The 5-year survival rate for patients diagnosed with distant metastatic prostate cancer in the United States is 30.6%. Therefore, there is a great need to develop in vivo model systems to study prostate cancer metastasis and to test potential therapeutics. Most murine prostate cancer metastatic models involve intracardiac or intraosseous implantation of cancer cells, which bypass the early stages of tumor cell migration and invasion. Herein we provide a detailed protocol for a novel method of resecting subcutaneous prostate cancer allografts in immunocompetent mice to produce spontaneous metastases and describe a pilot study using this method of tumor resection. Intact male FVB/NCrl mice (n = 9) were inoculated subcutaneously with Myc-CaP cells. Tumors were surgically resected, and mice were monitored for tumor recurrence. Animals were euthanized or died, and a full set of tissues was collected for histopathologic examination. Tumors took an average of 44 days (range 23–61) to reach 1.7 cm in any direction. All tumors were resectable, and resection of the tumors increased the study length by 70 days (range 30–121).
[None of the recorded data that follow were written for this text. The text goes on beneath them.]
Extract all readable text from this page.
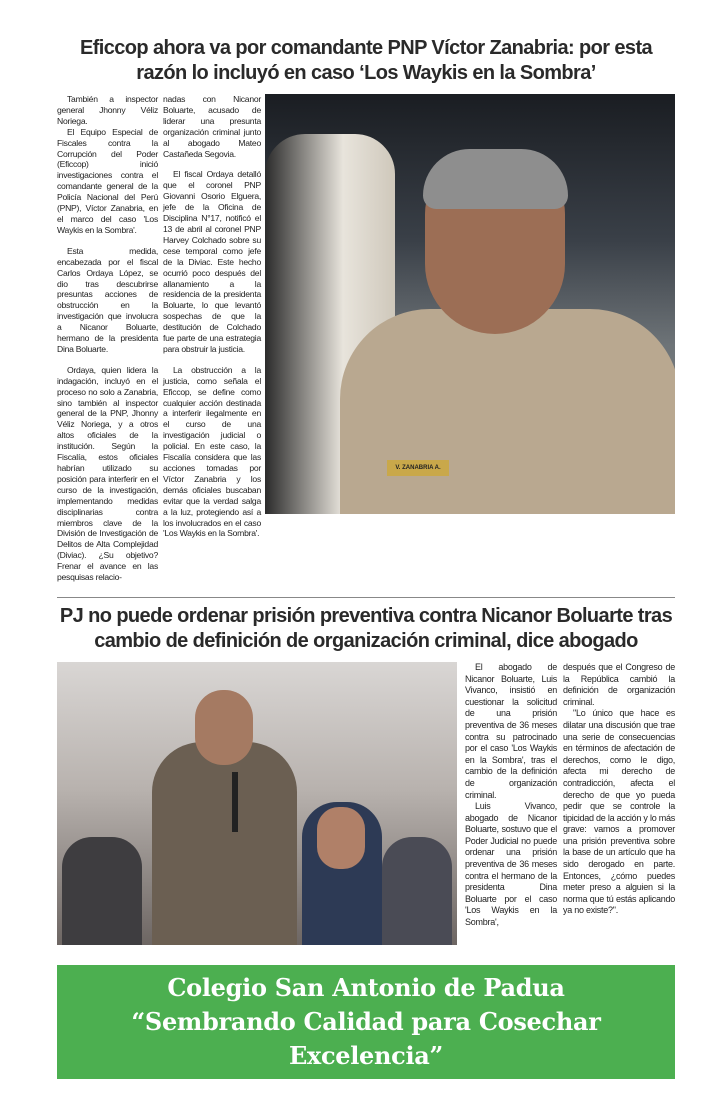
Eficcop ahora va por comandante PNP Víctor Zanabria: por esta razón lo incluyó en caso ‘Los Waykis en la Sombra’

También a inspector general Jhonny Véliz Noriega.

El Equipo Especial de Fiscales contra la Corrupción del Poder (Eficcop) inició investigaciones contra el comandante general de la Policía Nacional del Perú (PNP), Víctor Zanabria, en el marco del caso 'Los Waykis en la Sombra'.

Esta medida, encabezada por el fiscal Carlos Ordaya López, se dio tras descubrirse presuntas acciones de obstrucción en la investigación que involucra a Nicanor Boluarte, hermano de la presidenta Dina Boluarte.

Ordaya, quien lidera la indagación, incluyó en el proceso no solo a Zanabria, sino también al inspector general de la PNP, Jhonny Véliz Noriega, y a otros altos oficiales de la institución. Según la Fiscalía, estos oficiales habrían utilizado su posición para interferir en el curso de la investigación, implementando medidas disciplinarias contra miembros clave de la División de Investigación de Delitos de Alta Complejidad (Diviac). ¿Su objetivo? Frenar el avance en las pesquisas relacio-

nadas con Nicanor Boluarte, acusado de liderar una presunta organización criminal junto al abogado Mateo Castañeda Segovia.

El fiscal Ordaya detalló que el coronel PNP Giovanni Osorio Elguera, jefe de la Oficina de Disciplina N°17, notificó el 13 de abril al coronel PNP Harvey Colchado sobre su cese temporal como jefe de la Diviac. Este hecho ocurrió poco después del allanamiento a la residencia de la presidenta Boluarte, lo que levantó sospechas de que la destitución de Colchado fue parte de una estrategia para obstruir la justicia.

La obstrucción a la justicia, como señala el Eficcop, se define como cualquier acción destinada a interferir ilegalmente en el curso de una investigación judicial o policial. En este caso, la Fiscalía considera que las acciones tomadas por Víctor Zanabria y los demás oficiales buscaban evitar que la verdad salga a la luz, protegiendo así a los involucrados en el caso 'Los Waykis en la Sombra'.

V. ZANABRIA A.
PJ no puede ordenar prisión preventiva contra Nicanor Boluarte tras cambio de definición de organización criminal, dice abogado

El abogado de Nicanor Boluarte, Luis Vivanco, insistió en cuestionar la solicitud de una prisión preventiva de 36 meses contra su patrocinado por el caso 'Los Waykis en la Sombra', tras el cambio de la definición de organización criminal.

Luis Vivanco, abogado de Nicanor Boluarte, sostuvo que el Poder Judicial no puede ordenar una prisión preventiva de 36 meses contra el hermano de la presidenta Dina Boluarte por el caso 'Los Waykis en la Sombra',

después que el Congreso de la República cambió la definición de organización criminal.

"Lo único que hace es dilatar una discusión que trae una serie de consecuencias en términos de afectación de derechos, como le digo, afecta mi derecho de contradicción, afecta el derecho de que yo pueda pedir que se controle la tipicidad de la acción y lo más grave: vamos a promover una prisión preventiva sobre la base de un artículo que ha sido derogado en parte. Entonces, ¿cómo puedes meter preso a alguien si la norma que tú estás aplicando ya no existe?".

Colegio San Antonio de Padua
“Sembrando Calidad para Cosechar Excelencia”
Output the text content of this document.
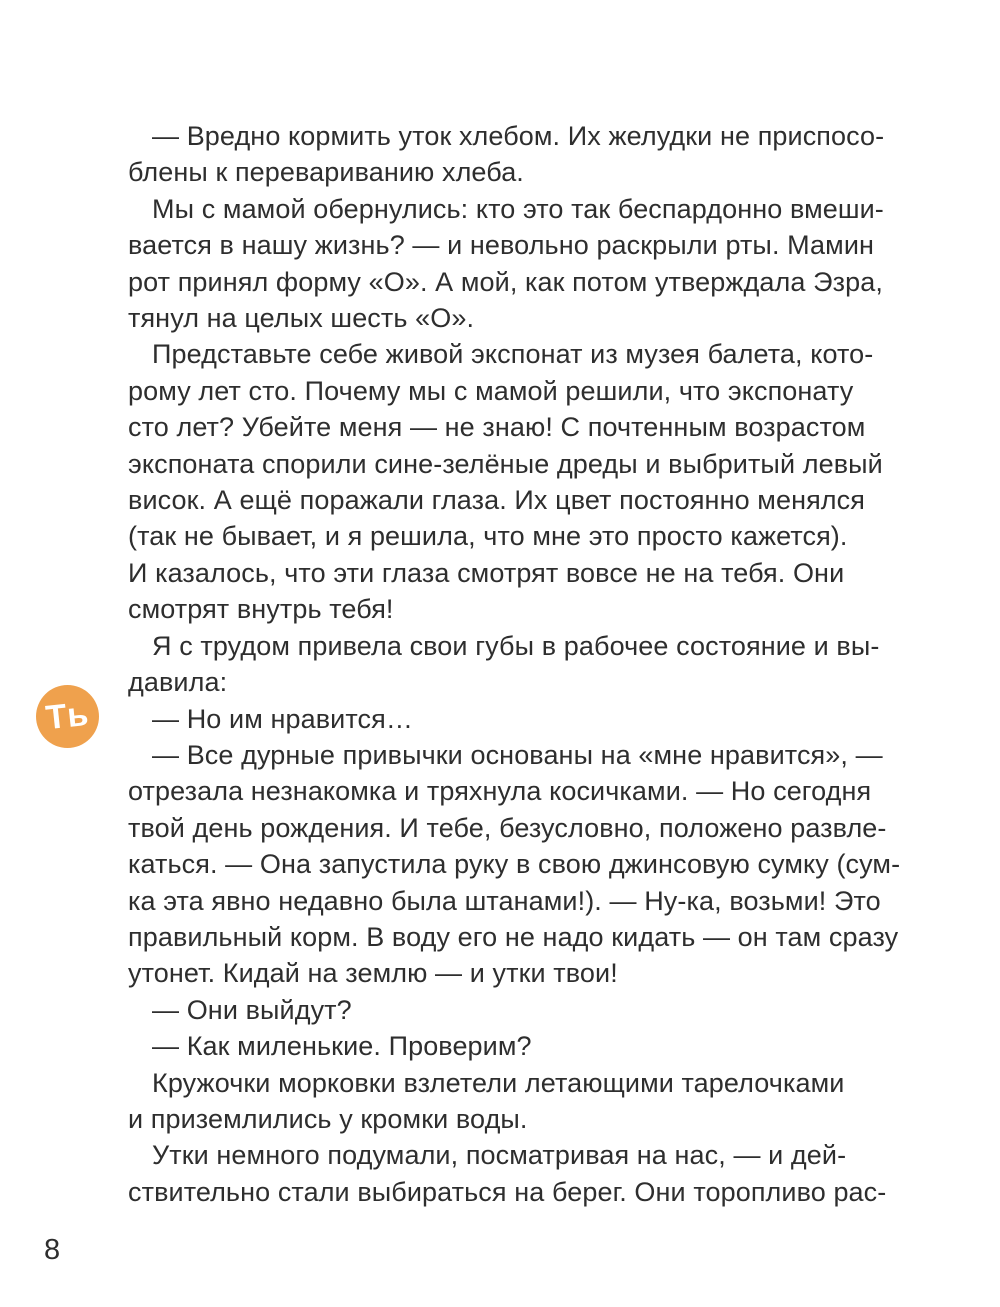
Ть
— Вредно кормить уток хлебом. Их желудки не приспосо-
блены к перевариванию хлеба.
Мы с мамой обернулись: кто это так беспардонно вмеши-
вается в нашу жизнь? — и невольно раскрыли рты. Мамин
рот принял форму «О». А мой, как потом утверждала Эзра,
тянул на целых шесть «О».
Представьте себе живой экспонат из музея балета, кото-
рому лет сто. Почему мы с мамой решили, что экспонату
сто лет? Убейте меня — не знаю! С почтенным возрастом
экспоната спорили сине-зелёные дреды и выбритый левый
висок. А ещё поражали глаза. Их цвет постоянно менялся
(так не бывает, и я решила, что мне это просто кажется).
И казалось, что эти глаза смотрят вовсе не на тебя. Они
смотрят внутрь тебя!
Я с трудом привела свои губы в рабочее состояние и вы-
давила:
— Но им нравится…
— Все дурные привычки основаны на «мне нравится», —
отрезала незнакомка и тряхнула косичками. — Но сегодня
твой день рождения. И тебе, безусловно, положено развле-
каться. — Она запустила руку в свою джинсовую сумку (сум-
ка эта явно недавно была штанами!). — Ну-ка, возьми! Это
правильный корм. В воду его не надо кидать — он там сразу
утонет. Кидай на землю — и утки твои!
— Они выйдут?
— Как миленькие. Проверим?
Кружочки морковки взлетели летающими тарелочками
и приземлились у кромки воды.
Утки немного подумали, посматривая на нас, — и дей-
ствительно стали выбираться на берег. Они торопливо рас-
8
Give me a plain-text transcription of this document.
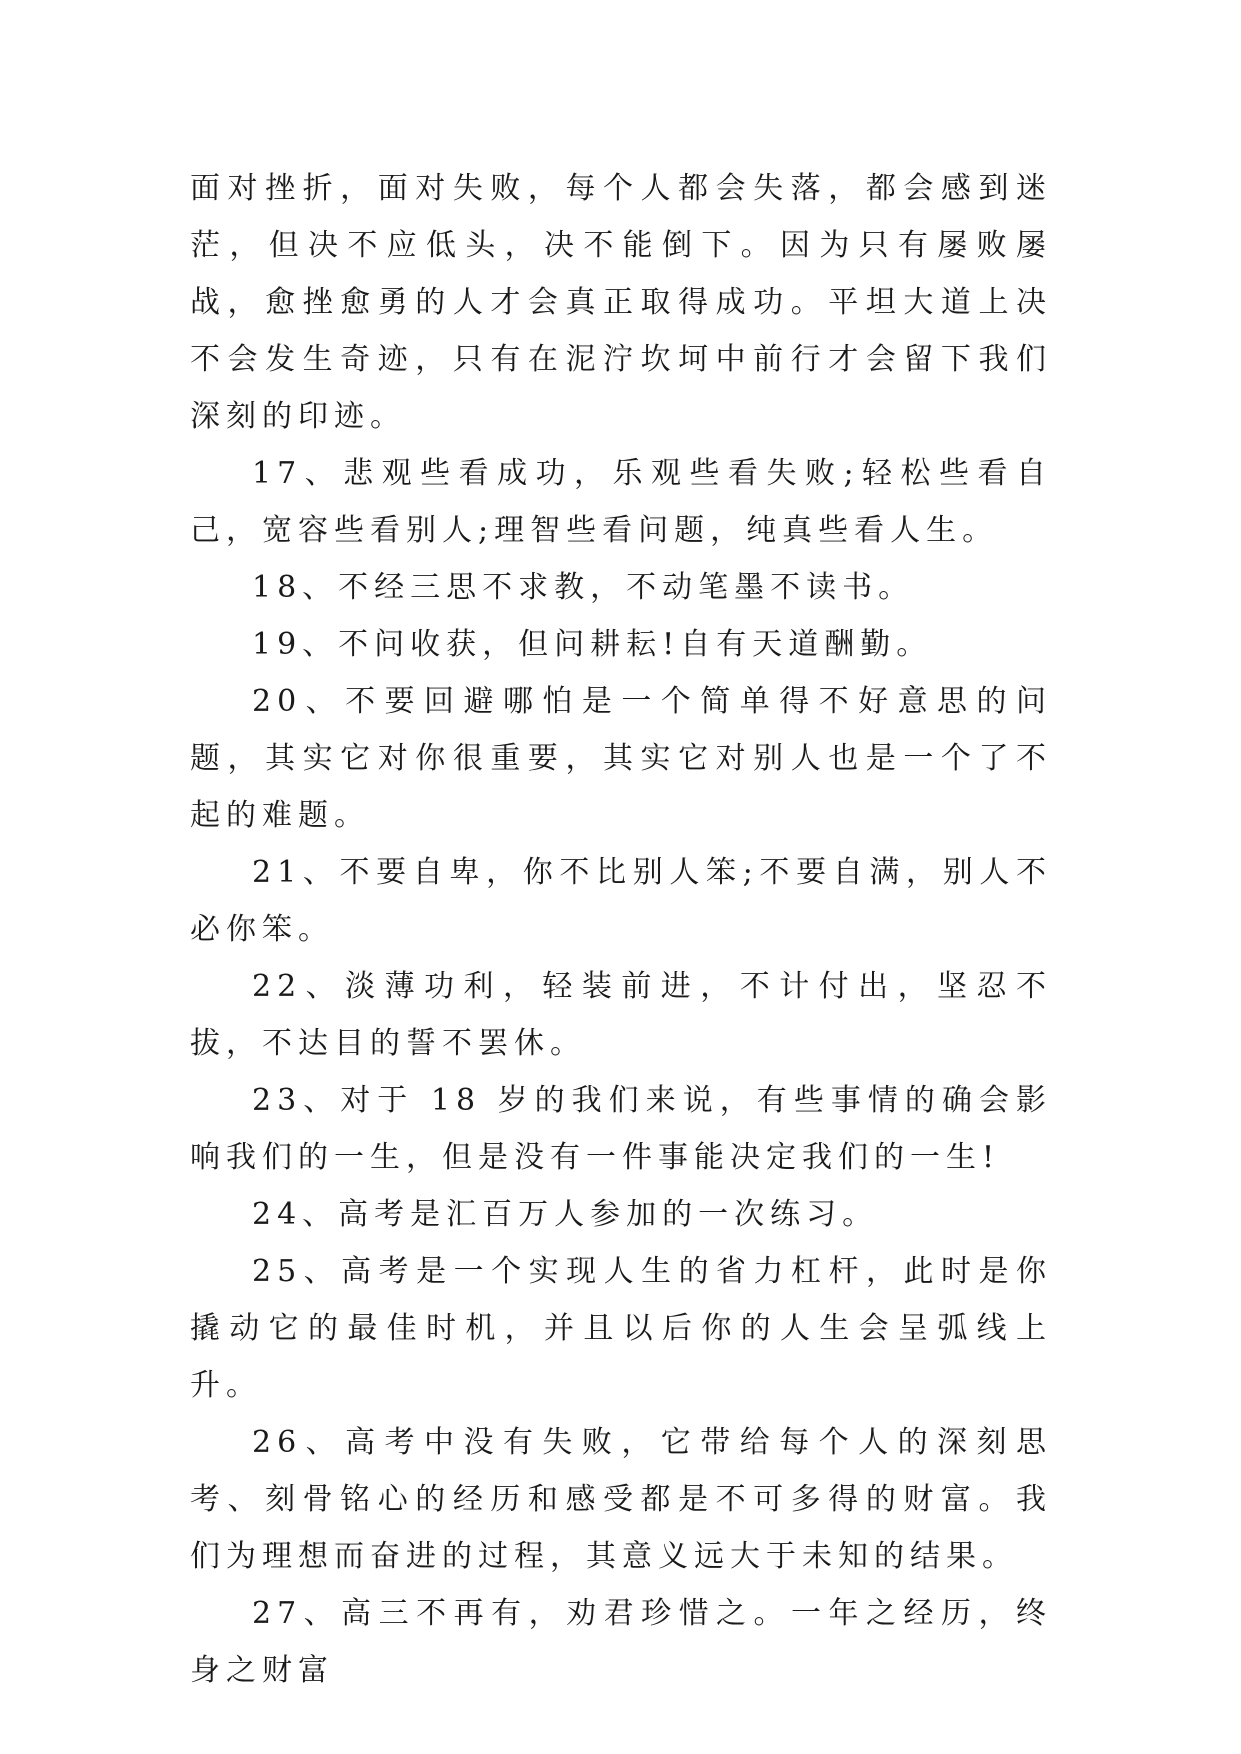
面对挫折，面对失败，每个人都会失落，都会感到迷茫，但决不应低头，决不能倒下。因为只有屡败屡战，愈挫愈勇的人才会真正取得成功。平坦大道上决不会发生奇迹，只有在泥泞坎坷中前行才会留下我们深刻的印迹。

17、悲观些看成功，乐观些看失败;轻松些看自己，宽容些看别人;理智些看问题，纯真些看人生。

18、不经三思不求教，不动笔墨不读书。

19、不问收获，但问耕耘!自有天道酬勤。

20、不要回避哪怕是一个简单得不好意思的问题，其实它对你很重要，其实它对别人也是一个了不起的难题。

21、不要自卑，你不比别人笨;不要自满，别人不必你笨。

22、淡薄功利，轻装前进，不计付出，坚忍不拔，不达目的誓不罢休。

23、对于 18 岁的我们来说，有些事情的确会影响我们的一生，但是没有一件事能决定我们的一生!

24、高考是汇百万人参加的一次练习。

25、高考是一个实现人生的省力杠杆，此时是你撬动它的最佳时机，并且以后你的人生会呈弧线上升。

26、高考中没有失败，它带给每个人的深刻思考、刻骨铭心的经历和感受都是不可多得的财富。我们为理想而奋进的过程，其意义远大于未知的结果。

27、高三不再有，劝君珍惜之。一年之经历，终身之财富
One mouse was euthanized early of an unrelated cause, and of eight remaining mice, four developed tumor recurrence at the site of resection. One mouse developed bone metastases, one mouse developed metastases to the abdominal cavity, and two mice showed signs of local invasion. This study demonstrates that resection of subcutaneous Myc-CaP cell allografts in mice results in local tumor recurrence and the development of distant metastases, providing a new model system to study prostate cancer metastasis in vivo.